Similarly, if what you wanted was to make sure that you and your soon-to-be-ex are able to work together to reach the necessary decisions; that you each have what you need to move forward after the divorce; that you both will still be able to work together after the divorce for the benefit of your children…. If those are the kind of things you want and the way you want them to be achieved, well, you might not want to hire someone who has 20 or 30 years of litigation experience but who says simply ‘sure, I took a training in Collaborative Practice’. Does the kind of genuine working together that is involved come naturally to this attorney? Is s/he even really comfortable doing it? These are things you need to know.
Keep in mind what this initial meeting is “A sales pitch” and “A job interview”. Don’t be afraid to ask questions about the applicant’s commitment to the kind of process and kind of results you are looking for. “Oh sure, I can do that” wouldn’t prompt you to hire a bricklayer to do your plumbing, would it? No more than “I like kids” would be enough to cause you to hire someone with no experience, education or training to be your Nanny.
So before you begin your attorney interview(s), There are some questions you need to answer for yourself. I offer prospective clients a couple of lists of questions to review for themselves. Here are a few.

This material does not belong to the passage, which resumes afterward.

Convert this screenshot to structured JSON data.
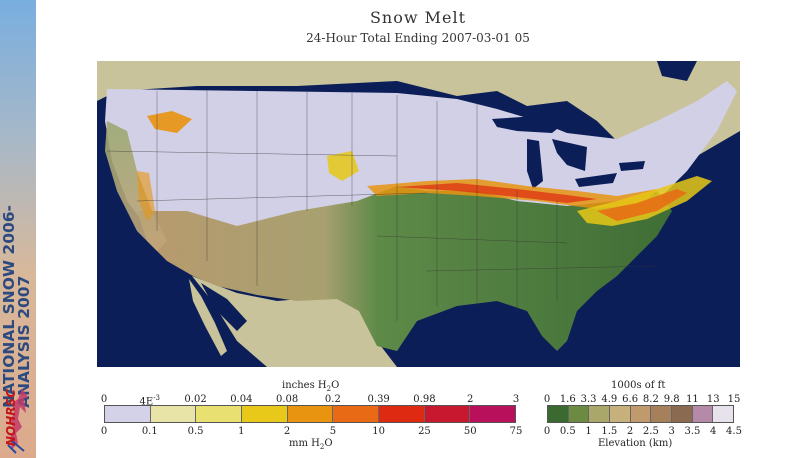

- Are you willing to sit in the same room as your spouse and have a direct dialogue on the decisions to be made? Or do you want to avoid contact with him/her as much as possible?
- Are you willing to reach agreements that meet both your needs AND those of your spouse? Or do you insist that you get “as much as possible”?
- Do you believe that your children are best served by having the active involvement of both parents? Or do you want to make sure that you have the greater, or maybe even only, influence following the divorce?
- Do you want help in having dialogue with your spouse about what will work for you both? Or do you need someone to tell you what you ‘should’ ask for, what you ‘should’ agree to?
- When you are upset with your spouse, do you want a professional who will help you sort it out in a way that you can share with him/her? Or do you want one who will simply attack your spouse because that’s what you ‘said you wanted’ while you were upset?
There is no ‘right’ or ‘good’ answer to any of these kinds of questions. The goal is simply to help you determine what is ‘right’ for you.
Answering questions like these for yourself will help you to discern the kind of decisions you want in your divorce, the way you want them reached, AND the kind of attorney you want to work with. Using your answers, you can ask similar questions of the attorney who wants to be hired by you to see if s/he is in fact ‘right’ for you. If s/he is a ‘good’ reflection of you.
After all, you’re the boss. You should only hire someone who will work the way you want things done, right? I wish you successful hiring.